Why Do Doctors Choose a $2,000 Drug Over a $50 One? $117
A good piece in the Washington Post over the weekend takes a look at why Medicare physicians continue to use an expensive drug to help prevent blindness when what appears to be an equally-effective drug is available for a fraction of the price.
According to the article, Lucentis costs Medicare about $2,000 per injection. Avastin costs only around $50.

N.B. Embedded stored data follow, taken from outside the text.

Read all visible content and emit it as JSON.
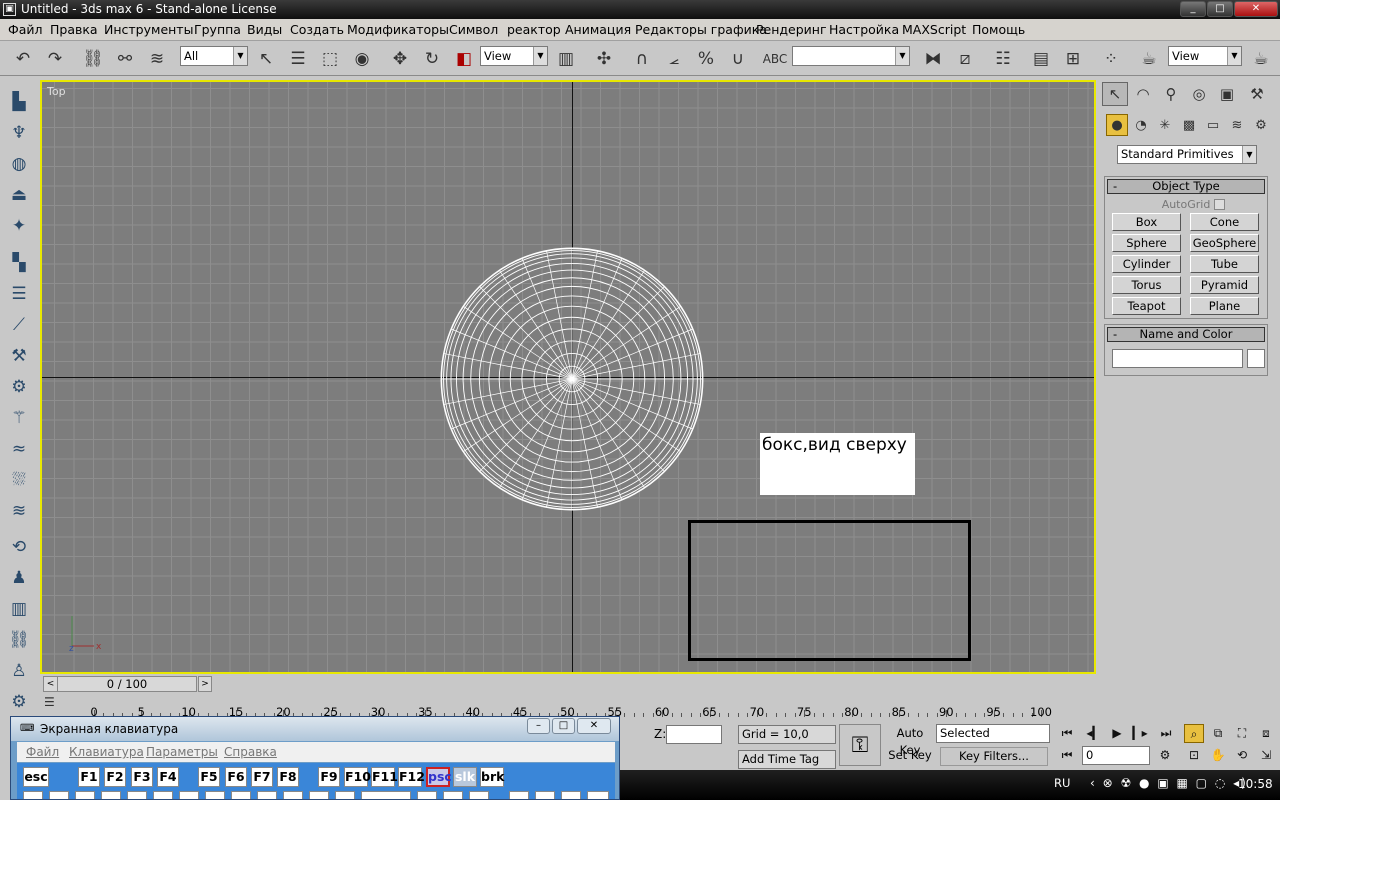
{
  "window": {
    "title": "Untitled - 3ds max 6 - Stand-alone License",
    "min": "_",
    "max": "□",
    "close": "✕"
  },
  "menu": [
    "Файл",
    "Правка",
    "Инструменты",
    "Группа",
    "Виды",
    "Создать",
    "Модификаторы",
    "Символ",
    "реактор",
    "Анимация",
    "Редакторы графика",
    "Рендеринг",
    "Настройка",
    "MAXScript",
    "Помощь"
  ],
  "toolbar": {
    "selection_filter": "All",
    "ref_coord": "View",
    "named_selection": "",
    "render_view": "View"
  },
  "viewport": {
    "label": "Top",
    "annotation": "бокс,вид сверху",
    "gizmo_x": "x",
    "gizmo_z": "z"
  },
  "command_panel": {
    "category": "Standard Primitives",
    "object_type_title": "Object Type",
    "autogrid_label": "AutoGrid",
    "buttons": [
      "Box",
      "Cone",
      "Sphere",
      "GeoSphere",
      "Cylinder",
      "Tube",
      "Torus",
      "Pyramid",
      "Teapot",
      "Plane"
    ],
    "name_color_title": "Name and Color",
    "collapse_symbol": "-",
    "name_value": ""
  },
  "time": {
    "slider_value": "0 / 100",
    "ruler_labels": [
      "0",
      "5",
      "10",
      "15",
      "20",
      "25",
      "30",
      "35",
      "40",
      "45",
      "50",
      "55",
      "60",
      "65",
      "70",
      "75",
      "80",
      "85",
      "90",
      "95",
      "100"
    ]
  },
  "status": {
    "z_label": "Z:",
    "grid": "Grid = 10,0",
    "add_time_tag": "Add Time Tag",
    "auto_key": "Auto Key",
    "set_key": "Set Key",
    "selected": "Selected",
    "key_filters": "Key Filters...",
    "frame": "0"
  },
  "taskbar": {
    "lang": "RU",
    "time": "10:58"
  },
  "osk": {
    "title": "Экранная клавиатура",
    "menu": [
      "Файл",
      "Клавиатура",
      "Параметры",
      "Справка"
    ],
    "keys": [
      "esc",
      "F1",
      "F2",
      "F3",
      "F4",
      "F5",
      "F6",
      "F7",
      "F8",
      "F9",
      "F10",
      "F11",
      "F12",
      "psc",
      "slk",
      "brk"
    ]
  }
}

The authors outline a long list of reasons why Medicare physicians continue to use Lucentis so frequently, including the need to use Avastin "off-label," that Avastin is packaged in doses generally too large for ophthalmology, and that Medicare doesn't negotiate directly with the manufacturer on prices. While all of these reasons likely play a role, a key reason is that Medicare actually pays doctors more to use Lucentis. In this particular case, doctors get paid about $117 more by Medicare to administer Lucentis as opposed to Avastin. In other words, Medicare builds incentives that ultimately end up costing the program and the beneficiary more money (this is far from the only example of a perverse incentive caused by Medicare's payment structure).
Medicare actually pays doctors a higher amount for the administration of certain drugs, like Lucentis and many for cancer, the more expensive the drug is. For physician-administered drugs covered by Medicare, doctors are paid the average sales price (ASP) of the drug plus 6 percent of its cost (ASP+6%). This reimbursement is intended to cover the physician's cost to purchase the medication plus handling costs, but it has the effect of incentivizing doctors to use the most expensive drug available, even though the actual cost of handling is not necessarily related to the cost of the drug. In this specific example, a physician would receive roughly $117 (6% of cost difference of the drugs) more to administer Lucentis than Avastin.
MedPAC has highlighted this problem, and both the Bipartisan Policy Center and National Coalition on Health Care, among others, have recommended the simple fix of changing the reimbursement to equal the average sales price of the medication plus a flat payment so that the physician does not receive a higher reimbursement as a result of choosing a more expensive drug. Other reforms such as reference pricing or giving CMS greater ability to deny coverage for certain drugs if a less expensive, therapeutically-equivalent drug is available have also been suggested to reduce the unnecessary costs from using more expensive drugs. At a minimum, though, policymakers should eliminate the incentive created under current policy for doctors to choose the more expensive, yet no more effective, drug.
The exact savings of such policies are not known, but if doctors choosing Lucentis over Avastin costs Medicare $1 billion annually by itself (as the article finds), there may be significant savings available without impacting patient care. Even if not done on its own, maybe lawmakers will look to such policies as part of an offset package to finally fix the Sustainable Growth Rate mechanism.